Wrong. Seattle, Oakland and Los Angeles are mostly built on much flatter parts of those areas. California entire geography is about "Hey, check out these massive valleys or coastal land we can build in." Same thing with Washington State, Seattle is in between Cascades and Olympics where there is all this flat land to build on. Yes, they running out of land and building into mountains now. That problem is like having FAANG scaling problems. It sucks but it's good/manageable problem to have and you have massive checkbooks to help solve it.
Have you been to Appalachia? It's not on the coast and does not have these benefits. If you want to compare it to West Coast areas, it's more like Sierra Nevada. Inland Mountains with only small valleys to build infrastructure in.
[1] https://upload.wikimedia.org/wikipedia/commons/e/e0/Sausalit...
[2] https://images.seattletimes.com/wp-content/uploads/2016/03/9...
Cumberland, MD vs San Francisco. Wow, when I overlay urban areas of Bay Area, it's heavily built up in much flatter areas and gets much less dense as elevation change gets steeper. Not to mention, sea access gives you massive advantage since you are not having to move as much over really tall mountains.
Cumberland, MD has none of these. It's in a valley between two larger ridges of mountains but is heavily constrained. Also, not having sea access means transporting goods there is much more difficult and requires more infrastructure. And since we are one nation, you could just move west to much flatter Ohio and Great Lakes or East to flat parts of Maryland and Chesapeake Bay.
Sure, Bay area built up with creating really excellent schools that created really high paying industries but thinking it was "We lifted ourselves up by our bootstraps" and instead "Our geography and World War with Navy on our coast desperate to win really did help us."
Seattle was MADE flat by literally using fire hoses to flatten hills and mountains [0].
That said, I disagree with the role geography has with developing a tech industry - most of it can be directly related to investment put during WW2 and the 1950s into innovation clusters.

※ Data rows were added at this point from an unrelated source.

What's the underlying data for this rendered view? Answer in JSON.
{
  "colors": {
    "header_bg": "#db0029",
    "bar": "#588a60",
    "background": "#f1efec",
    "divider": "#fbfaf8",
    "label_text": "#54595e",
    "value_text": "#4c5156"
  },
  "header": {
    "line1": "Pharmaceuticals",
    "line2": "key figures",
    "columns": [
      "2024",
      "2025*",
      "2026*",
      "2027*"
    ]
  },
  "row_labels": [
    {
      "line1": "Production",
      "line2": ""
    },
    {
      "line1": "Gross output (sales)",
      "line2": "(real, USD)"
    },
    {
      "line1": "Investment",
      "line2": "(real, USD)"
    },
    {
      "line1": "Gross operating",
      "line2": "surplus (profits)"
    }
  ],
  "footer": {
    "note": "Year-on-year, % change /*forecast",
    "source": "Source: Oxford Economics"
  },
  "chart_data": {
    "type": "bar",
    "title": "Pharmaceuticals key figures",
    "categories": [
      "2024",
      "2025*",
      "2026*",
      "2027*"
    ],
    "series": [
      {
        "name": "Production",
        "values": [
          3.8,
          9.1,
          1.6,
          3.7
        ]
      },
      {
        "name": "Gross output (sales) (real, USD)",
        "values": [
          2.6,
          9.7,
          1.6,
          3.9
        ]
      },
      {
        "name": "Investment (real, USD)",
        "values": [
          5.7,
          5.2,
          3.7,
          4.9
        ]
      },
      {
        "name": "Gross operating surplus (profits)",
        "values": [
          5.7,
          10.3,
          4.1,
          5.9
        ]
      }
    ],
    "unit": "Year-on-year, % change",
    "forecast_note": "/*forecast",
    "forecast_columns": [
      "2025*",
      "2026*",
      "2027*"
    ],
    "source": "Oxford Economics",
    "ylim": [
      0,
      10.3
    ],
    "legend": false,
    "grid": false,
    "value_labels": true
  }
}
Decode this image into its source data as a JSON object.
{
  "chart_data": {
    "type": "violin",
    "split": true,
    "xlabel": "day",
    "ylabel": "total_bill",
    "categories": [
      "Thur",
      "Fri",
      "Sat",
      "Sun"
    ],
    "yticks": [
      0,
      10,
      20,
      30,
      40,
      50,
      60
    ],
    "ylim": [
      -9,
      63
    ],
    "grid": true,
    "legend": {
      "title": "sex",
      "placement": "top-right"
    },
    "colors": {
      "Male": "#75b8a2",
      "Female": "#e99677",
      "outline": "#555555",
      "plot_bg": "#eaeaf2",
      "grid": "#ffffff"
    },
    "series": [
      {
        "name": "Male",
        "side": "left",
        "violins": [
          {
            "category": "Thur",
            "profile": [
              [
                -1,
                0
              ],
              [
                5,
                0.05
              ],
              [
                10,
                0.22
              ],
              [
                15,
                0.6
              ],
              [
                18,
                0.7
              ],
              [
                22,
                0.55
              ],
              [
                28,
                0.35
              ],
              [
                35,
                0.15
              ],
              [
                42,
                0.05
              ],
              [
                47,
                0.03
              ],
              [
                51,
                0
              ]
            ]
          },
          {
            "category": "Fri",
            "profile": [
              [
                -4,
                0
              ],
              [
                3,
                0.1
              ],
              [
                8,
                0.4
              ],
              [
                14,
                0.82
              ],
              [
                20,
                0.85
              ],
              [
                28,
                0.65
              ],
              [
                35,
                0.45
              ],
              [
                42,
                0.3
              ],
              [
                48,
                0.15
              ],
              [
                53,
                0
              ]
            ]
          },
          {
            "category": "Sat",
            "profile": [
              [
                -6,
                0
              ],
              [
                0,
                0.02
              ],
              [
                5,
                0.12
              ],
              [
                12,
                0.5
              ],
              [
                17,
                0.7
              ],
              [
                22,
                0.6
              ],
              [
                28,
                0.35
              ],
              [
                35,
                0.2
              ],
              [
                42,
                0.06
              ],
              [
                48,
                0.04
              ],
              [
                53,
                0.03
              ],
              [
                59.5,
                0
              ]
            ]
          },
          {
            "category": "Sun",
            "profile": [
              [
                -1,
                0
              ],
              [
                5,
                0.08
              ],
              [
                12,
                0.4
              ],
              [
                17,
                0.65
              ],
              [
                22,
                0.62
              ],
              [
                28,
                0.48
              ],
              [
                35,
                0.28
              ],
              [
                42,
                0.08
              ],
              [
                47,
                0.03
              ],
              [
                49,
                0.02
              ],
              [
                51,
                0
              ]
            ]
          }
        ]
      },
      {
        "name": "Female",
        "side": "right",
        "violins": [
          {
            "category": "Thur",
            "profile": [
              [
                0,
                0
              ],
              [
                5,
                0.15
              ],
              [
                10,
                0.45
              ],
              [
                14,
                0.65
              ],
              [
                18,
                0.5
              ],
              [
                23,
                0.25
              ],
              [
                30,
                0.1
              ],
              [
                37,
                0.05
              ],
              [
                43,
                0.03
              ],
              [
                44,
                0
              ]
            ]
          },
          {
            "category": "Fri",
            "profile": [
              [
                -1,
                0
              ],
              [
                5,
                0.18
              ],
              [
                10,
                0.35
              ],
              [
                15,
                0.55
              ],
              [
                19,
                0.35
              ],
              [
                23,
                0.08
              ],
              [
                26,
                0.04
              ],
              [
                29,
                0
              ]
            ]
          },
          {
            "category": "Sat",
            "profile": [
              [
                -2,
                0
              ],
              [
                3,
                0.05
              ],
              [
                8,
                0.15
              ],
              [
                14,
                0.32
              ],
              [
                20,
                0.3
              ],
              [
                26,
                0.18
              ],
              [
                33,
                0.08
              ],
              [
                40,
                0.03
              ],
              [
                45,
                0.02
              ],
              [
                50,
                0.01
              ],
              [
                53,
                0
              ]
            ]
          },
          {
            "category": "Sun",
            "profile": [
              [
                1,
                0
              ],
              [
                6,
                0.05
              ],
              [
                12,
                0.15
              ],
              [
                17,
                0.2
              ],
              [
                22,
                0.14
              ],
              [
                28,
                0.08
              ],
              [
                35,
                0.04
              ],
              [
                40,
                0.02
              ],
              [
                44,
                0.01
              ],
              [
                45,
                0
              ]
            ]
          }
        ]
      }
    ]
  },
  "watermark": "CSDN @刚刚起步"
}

For example, Seattle and aerospace (Boeing), Bay Area and computers+electronics+nukes (HP, IBM Almaden, LLNL, LLBL, Los Alamos managed by UCB), San Diego and Biotech+Defense Tech (Salk Lab, Navy), Portland and electronics (INL, PNNL, Tektronics, Intel), etc
The Bay Area really benefits from Stanford and Berkeley being there. You need a steady stream of educated new grads to grow from.